Un deuxième enjeu est lié au rôle-clé de la personne répondante locale. Ce rôle est dévolu à une conseillère ou un conseiller pédagogique du collège membre. Ici, aussi on saisit bien que le partenariat a subi de grandes secousses au moment où la fonction de conseiller pédagogique s’est alourdie de nouvelles obligations d’une approche évaluative nationale. Cette situation s’est doublée du renouvellement massif des professionnels. En effet, PERFORMA collabore également à diminuer les effets négatifs du renouvellement massif des conseillers pédagogiques depuis les 10 dernières années par une contribution additionnelle au partenariat. Tentant d’accélérer l’appropriation de cadres de référence nécessaires pour bien soutenir les enseignants, les huit jours de rencontres annuelles ont été repensés autrement et offrent maintenant un séminaire touchant les dimensions de cette tâche complexe de l’enseignement au collégial. De même, un nouveau microprogramme en conseil pédagogique au collégial a vu le jour l’an dernier.

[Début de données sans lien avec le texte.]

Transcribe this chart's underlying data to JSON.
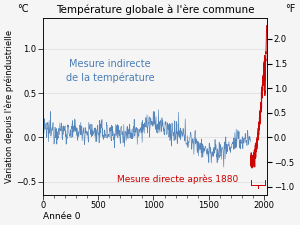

Un troisième enjeu est lié à la pérennité du modèle pour des fins de financement. Si la pérennité ne s’exprime plus en termes d’accessibilité à l’expertise, et cela, grâce à la formation en ligne et à l’utilisation accrue des outils technologiques pour les groupes de travail, la question demeure quant au volume de fréquentation des participants aux fins de financement; autrement dit aujourd’hui la problématique en est plus une de fréquentation compte tenu du temps alloué ou allouable tant par la personne répondante locale pour jouer son rôle dans son établissement que par l’enseignante ou l’enseignant ciblé qui est aux prises avec un nouvel équilibre à maintenir entre ses obligations départementales et de programmes, ses impératifs familiaux et sa santé personnelle. Cette pérennité s’inscrit aussi dans le défi d’une adaptabilité de plus en plus rapide. Dans un univers où les besoins changent, notre capacité d’anticipation doit être au rendez-vous afin de contribuer au bon moment aux questionnements pédagogiques et aux réflexions nécessaires à un accompagnement des enseignants du collégial de qualité et d’une pertinence incontestable.

Un quatrième enjeu est celui de resituer PERFORMA dans la carte des moyens que les collèges se donnent pour bien accomplir leur mission. Si la formation continue des enseignants se passe sur les lieux de travail, c’est parce que les collèges l’ont voulu ainsi et que très tôt, ils se voyaient comme des organisations apprenantes… qui faisaient du perfectionnement un acte individuel, mais aussi collectif compte tenu des retombées sur le développement pédagogique institutionnel. C’est dans les faits ce qui se passe. Il n’y a qu’à regarder les innovations pédagogiques réalisées, qu’à voir qui siègent sur les différents comités, qui souhaitent assumer un certain leadership pédagogique dans un collège pour se rendre compte que PERFORMA y contribue, à tout le moins, dans la mesure de ses moyens et dans le respect de sa mission, de celles des autres organismes et dans le respect de la mission de chacun des collèges qui ont adhéré à ce partenariat. 

Resituer PERFORMA c’est aussi rappeler à la collectivité universitaire et collégiale que si PERFORMA a traversé les années, c’est parce qu’il a constitué et constitue encore un modèle novateur et unique permettant aux deux ordres d’enseignement supérieur de travailler en concordance au développement d’activités de perfectionnement de formation proposée en milieu de travail et selon des formules souples. À ce titre, PERFORMA demeure un terrain de réconciliation au sens de confronter les savoirs d’expérience et les savoirs issus de la théorie pour générer une qualité de formation, appuyée et ancrée.
 


iSuggestion de lecture à ce sujet : l’article de Guy Le Boterf dans la revue Pédagogie collégiale, HIVER 2011, VOL. 24 No 2 pp. 27-31.